Biden Backs Global Censorship Regime

By | June 1, 2023

WASHINGTON, D.C., June 2 (C-Fam) The Biden administration is spearheading efforts to adopt and enforce global censorship standards against pro-life and pro-family views.

The process to develop digital standards to monitor, moderate, and censor speech online is being carried out under the guise of combatting “technology-facilitated gender-based violence,” and is backed by over a dozen countries.

The standards would require government and the private sector to proactively censor criticism of gender ideology as a form of “hate speech.” They would also require online platforms and internet providers to enforce feminist orthodoxy through automated algorithms and artificial intelligence, according to what is being dubbed a “safety by design” approach.
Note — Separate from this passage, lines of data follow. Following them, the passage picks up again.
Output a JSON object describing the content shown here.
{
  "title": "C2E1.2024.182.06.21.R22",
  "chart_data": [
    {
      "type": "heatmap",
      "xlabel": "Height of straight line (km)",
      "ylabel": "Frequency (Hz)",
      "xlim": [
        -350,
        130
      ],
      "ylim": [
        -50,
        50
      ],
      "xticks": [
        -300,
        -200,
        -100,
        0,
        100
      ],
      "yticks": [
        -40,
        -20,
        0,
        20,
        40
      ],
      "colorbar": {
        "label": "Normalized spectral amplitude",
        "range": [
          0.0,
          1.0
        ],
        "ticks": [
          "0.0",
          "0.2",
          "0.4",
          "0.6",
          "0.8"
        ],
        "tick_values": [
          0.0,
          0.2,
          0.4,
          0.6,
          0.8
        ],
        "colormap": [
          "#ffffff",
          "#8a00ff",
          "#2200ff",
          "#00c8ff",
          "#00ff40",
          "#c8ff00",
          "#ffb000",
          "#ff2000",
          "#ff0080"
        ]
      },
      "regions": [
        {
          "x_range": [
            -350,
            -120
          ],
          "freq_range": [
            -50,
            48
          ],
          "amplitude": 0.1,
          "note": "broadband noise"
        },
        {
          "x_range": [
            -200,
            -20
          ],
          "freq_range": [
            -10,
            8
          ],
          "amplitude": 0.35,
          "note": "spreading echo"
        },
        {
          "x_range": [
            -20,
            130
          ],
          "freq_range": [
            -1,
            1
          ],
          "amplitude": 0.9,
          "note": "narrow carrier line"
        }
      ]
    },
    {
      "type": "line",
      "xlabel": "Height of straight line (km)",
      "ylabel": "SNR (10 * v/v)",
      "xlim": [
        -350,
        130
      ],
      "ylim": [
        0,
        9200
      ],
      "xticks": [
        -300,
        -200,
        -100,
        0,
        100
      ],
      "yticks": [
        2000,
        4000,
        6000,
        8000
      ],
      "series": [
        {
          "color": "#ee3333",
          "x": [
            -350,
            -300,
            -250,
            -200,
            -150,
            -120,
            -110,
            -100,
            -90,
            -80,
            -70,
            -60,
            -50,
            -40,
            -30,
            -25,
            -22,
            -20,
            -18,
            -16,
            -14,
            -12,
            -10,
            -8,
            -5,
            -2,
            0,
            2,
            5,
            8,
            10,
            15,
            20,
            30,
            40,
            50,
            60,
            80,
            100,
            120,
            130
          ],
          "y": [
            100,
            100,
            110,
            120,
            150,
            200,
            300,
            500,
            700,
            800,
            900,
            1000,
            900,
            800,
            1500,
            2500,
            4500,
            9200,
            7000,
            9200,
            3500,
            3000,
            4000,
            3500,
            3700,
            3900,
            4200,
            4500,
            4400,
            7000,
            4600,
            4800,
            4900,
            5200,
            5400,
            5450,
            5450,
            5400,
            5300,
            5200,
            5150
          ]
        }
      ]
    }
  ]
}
The idea for such standards was first launched at the Summit for Democracy in 2022 in partnership with Denmark. The State Department initiative, titled “Global Partnership for Action on Gender-Based Online Harassment and Abuse” is geared towards addressing a wide range of conduct, and not just criminal conduct against women.
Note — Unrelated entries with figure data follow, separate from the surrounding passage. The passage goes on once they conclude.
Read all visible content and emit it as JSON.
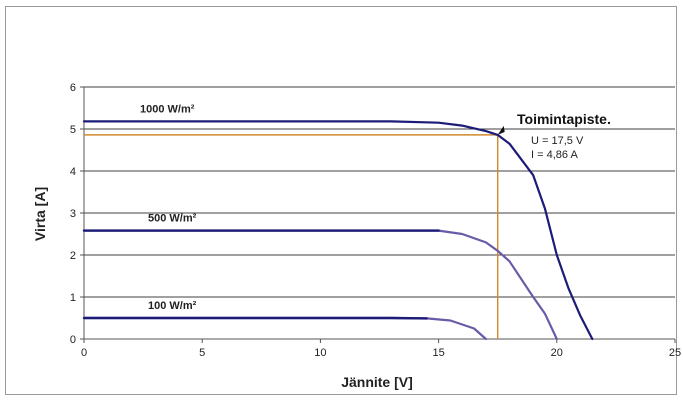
{
  "chart_data": {
    "type": "line",
    "title": "",
    "xlabel": "Jännite [V]",
    "ylabel": "Virta [A]",
    "xlim": [
      0,
      25
    ],
    "ylim": [
      0,
      6
    ],
    "x_ticks": [
      "0",
      "5",
      "10",
      "15",
      "20",
      "25"
    ],
    "y_ticks": [
      "0",
      "1",
      "2",
      "3",
      "4",
      "5",
      "6"
    ],
    "grid": "horizontal",
    "colors": {
      "series": "#1c1c78",
      "secondary": "#6a5aa8",
      "operating_line": "#d08a2c",
      "grid": "#000000"
    },
    "series": [
      {
        "name": "1000 W/m²",
        "points": [
          [
            0,
            5.18
          ],
          [
            13,
            5.18
          ],
          [
            15,
            5.15
          ],
          [
            16,
            5.08
          ],
          [
            17,
            4.95
          ],
          [
            17.5,
            4.86
          ],
          [
            18,
            4.65
          ],
          [
            19,
            3.9
          ],
          [
            19.5,
            3.1
          ],
          [
            20,
            2.0
          ],
          [
            20.5,
            1.2
          ],
          [
            21,
            0.55
          ],
          [
            21.5,
            0
          ]
        ]
      },
      {
        "name": "500 W/m²",
        "points": [
          [
            0,
            2.58
          ],
          [
            15,
            2.58
          ],
          [
            16,
            2.5
          ],
          [
            17,
            2.3
          ],
          [
            17.5,
            2.1
          ],
          [
            18,
            1.85
          ],
          [
            19,
            1.0
          ],
          [
            19.5,
            0.6
          ],
          [
            20,
            0
          ]
        ]
      },
      {
        "name": "100 W/m²",
        "points": [
          [
            0,
            0.5
          ],
          [
            13,
            0.5
          ],
          [
            14.5,
            0.49
          ],
          [
            15.5,
            0.44
          ],
          [
            16.5,
            0.25
          ],
          [
            17,
            0
          ]
        ]
      }
    ],
    "operating_point": {
      "title": "Toimintapiste.",
      "x": 17.5,
      "y": 4.86,
      "label_u": "U = 17,5 V",
      "label_i": "I = 4,86 A"
    }
  }
}
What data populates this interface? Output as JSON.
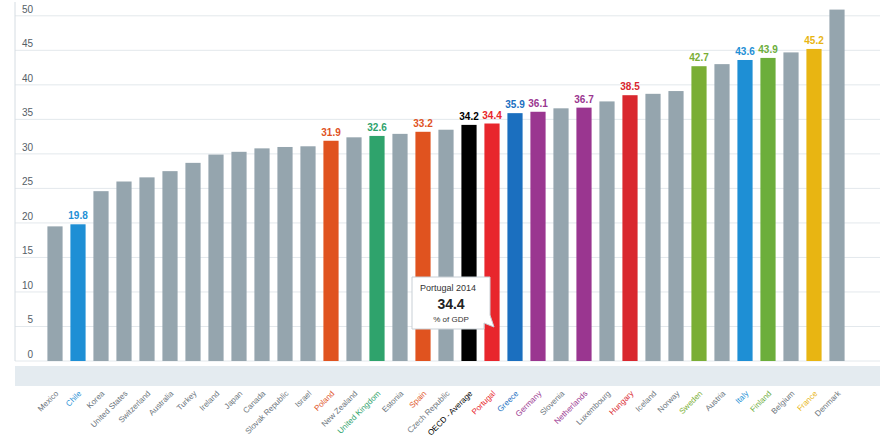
{
  "chart_data": {
    "type": "bar",
    "categories": [
      "Mexico",
      "Chile",
      "Korea",
      "United States",
      "Switzerland",
      "Australia",
      "Turkey",
      "Ireland",
      "Japan",
      "Canada",
      "Slovak Republic",
      "Israel",
      "Poland",
      "New Zealand",
      "United Kingdom",
      "Estonia",
      "Spain",
      "Czech Republic",
      "OECD - Average",
      "Portugal",
      "Greece",
      "Germany",
      "Slovenia",
      "Netherlands",
      "Luxembourg",
      "Hungary",
      "Iceland",
      "Norway",
      "Sweden",
      "Austria",
      "Italy",
      "Finland",
      "Belgium",
      "France",
      "Denmark"
    ],
    "values": [
      19.5,
      19.8,
      24.6,
      26.0,
      26.6,
      27.5,
      28.7,
      29.9,
      30.3,
      30.8,
      31.0,
      31.1,
      31.9,
      32.4,
      32.6,
      32.9,
      33.2,
      33.5,
      34.2,
      34.4,
      35.9,
      36.1,
      36.6,
      36.7,
      37.6,
      38.5,
      38.7,
      39.1,
      42.7,
      43.0,
      43.6,
      43.9,
      44.7,
      45.2,
      50.9
    ],
    "value_labels": [
      null,
      "19.8",
      null,
      null,
      null,
      null,
      null,
      null,
      null,
      null,
      null,
      null,
      "31.9",
      null,
      "32.6",
      null,
      "33.2",
      null,
      "34.2",
      "34.4",
      "35.9",
      "36.1",
      null,
      "36.7",
      null,
      "38.5",
      null,
      null,
      "42.7",
      null,
      "43.6",
      "43.9",
      null,
      "45.2",
      null
    ],
    "color": "#95a5ae",
    "colors": [
      "#95a5ae",
      "#1e8fd5",
      "#95a5ae",
      "#95a5ae",
      "#95a5ae",
      "#95a5ae",
      "#95a5ae",
      "#95a5ae",
      "#95a5ae",
      "#95a5ae",
      "#95a5ae",
      "#95a5ae",
      "#e0531f",
      "#95a5ae",
      "#2fa36c",
      "#95a5ae",
      "#e0531f",
      "#95a5ae",
      "#000000",
      "#e8262c",
      "#1b6fbf",
      "#9a3690",
      "#95a5ae",
      "#9a3690",
      "#95a5ae",
      "#d9272e",
      "#95a5ae",
      "#95a5ae",
      "#7aae35",
      "#95a5ae",
      "#1e8fd5",
      "#6cae3b",
      "#95a5ae",
      "#e8b512",
      "#95a5ae"
    ],
    "ylim": [
      0,
      52
    ],
    "yticks": [
      0,
      5,
      10,
      15,
      20,
      25,
      30,
      35,
      40,
      45,
      50
    ],
    "grid": true,
    "data_labels": true,
    "annotations": [
      {
        "x": "Portugal",
        "title": "Portugal 2014",
        "value": 34.4,
        "unit": "% of GDP"
      }
    ]
  }
}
“Some forms of technology-facilitated gender-based violence are criminal; others are not, but are nonetheless harmful,” according to an update on the initiative from the State Department during the Summit for Democracy.

The State Department website describes technology-facilitated gender-based violence as “any act that is committed, assisted, aggravated, or amplified by the use of information communication technologies or other digital tools, that results in or is likely to result in harm, or other infringements of rights and freedoms.”

The definition is broad enough to cover any online sharing of information or opinions against abortion or to promote protection of children in the womb, in line with the definition of “gender-based violence” by UN human rights mechanisms.

“Denial of access to abortion has been identified as a form of gender-based violence against women, which can amount to torture and/or cruel, inhuman and degrading treatment,” reads an information note of the UN human rights office summarizing the issue.

The standards will be funded and promoted through “multistakeholder programming that is survivor-centered, rights-based, trauma-informed, intersectional, and gender-transformative.”

They are expected to be proposed for adoption in a UN agreement called the Global Digital Compact, to be adopted by the General Assembly in September 2024. Google, Microsoft, Meta, and other major players in digital and online technology are already working together with governments to develop and enforce the standards. They should be seen as part of the already ongoing censorship efforts by governments exposed by the Twitter Files and is being dubbed the “Censorship Industrial Complex.”

The Biden administration already attempted and failed to include a broad definition of technology facilitated gender-based violence in an agreement on women’s education earlier this year at the UN Commission on the Status of Women. The U.S. diplomats specifically asked that the agreement recognize the role of governments to direct social media and traditional media platforms to censor and moderate content based on their potential for contributing to “gender-based violence,” even though this kind of government-directed censorship is widely viewed to violate the First Amendment of the U.S. Constitution.

Despite the setback at the United Nations, at the G7 Summit last month, the Biden administration and other progressive governments committed to “strengthen efforts to coordinate approaches to prevent and response to online harassment and abuse and technology-facilitated gender-based violence” as well as to combat misinformation and disinformation under the heading of “supporting media freedom.”